I was out at the range today, zeroing in my new 16" PSA AR9. That all went fairly well.
Then I got my Bushmaster CAR15 Lightweight 16" 5.56 out to make sure that it still remembers how and where to shoot. After 4 rounds, I laid the rifle on my table, and walked the 40 yards to my target. As I was marking the target, a stout gust of wind caught my shooting table and blew it over, throwing my rifle on the ground. When I returned and picked the rifle up, the stock and buffer tube came off in my hand. As I was inspecting it to see why, I found the problem.
The top of the tube threads on the polymer lower has broken. Well crap! Plus, I never was able to find the takedown pin spring that disappeared. Luckily, thats about it, so now I just need a new stripped lower and one spring. Slightly annoying, but not the end of the world.
Thank you for the offer. I truly appreciate that, but I’ll just pick one up from my LGS. I also need to start gathering extra parts for this exact reason.
I would imagine that any gun buy back will require more than a broken, stripped lower. I’m sure not going to give anyone the LPK in it.
I don’t think that there’s anything special that I need to do. I’ll probably cut it up and dispose of it (after a respectful ceremony).

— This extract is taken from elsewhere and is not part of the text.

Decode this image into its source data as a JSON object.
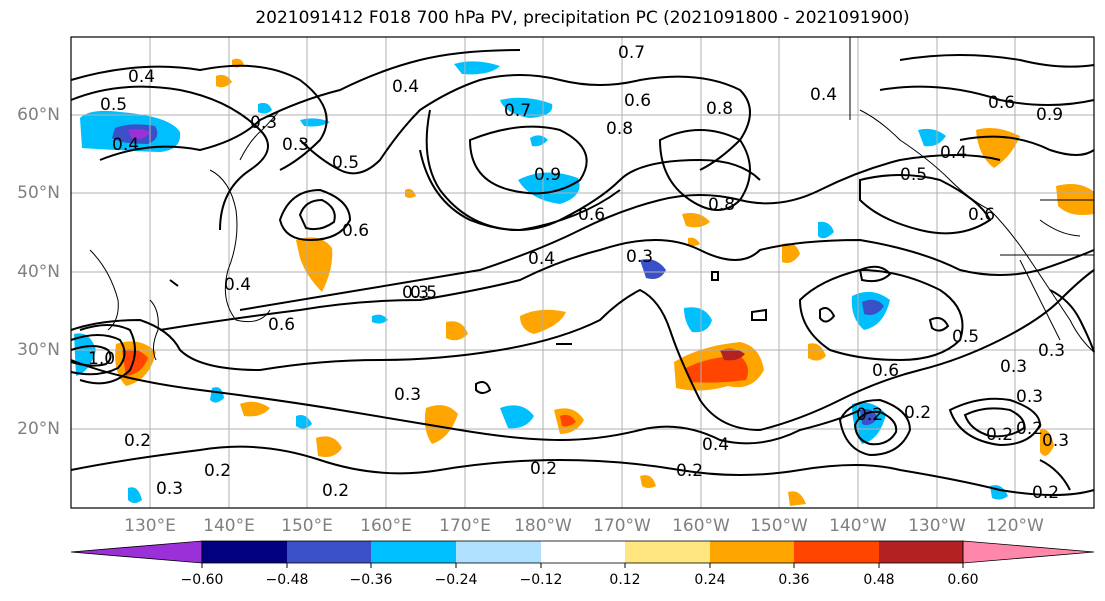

While a gun buy back may well be another version of justice served, there’s a BATFE legal way of disposing of the serialized part. Bring it to a gunsmith, that’s a FFL licensee. They have the procedure from BATFE on where and how to cut it. Don’t do it yourself . You can end up in a lot of Federal legal trouble for going it alone.
Just my humble $.02
Ablediver out
I’ve seen aluminum lowers crack there too, so its not just a polymer issue. GIs are hard on their gear, and using the buttstock to help dive into the ground is how we were trained. It kept the rifle out of the mud, but softened your impact. One of my teammates cracked his lower in the same spot as this, and the drills were worried if it could be repaired etc…It was, and sent back to the unit.
Polymer advancements have come a very long way since these were designed, although this is also the reason the KP-15 lower uses an integrated stock and buffer tube. the threaded buffer tube system feels sketchy enough in aluminum as it is.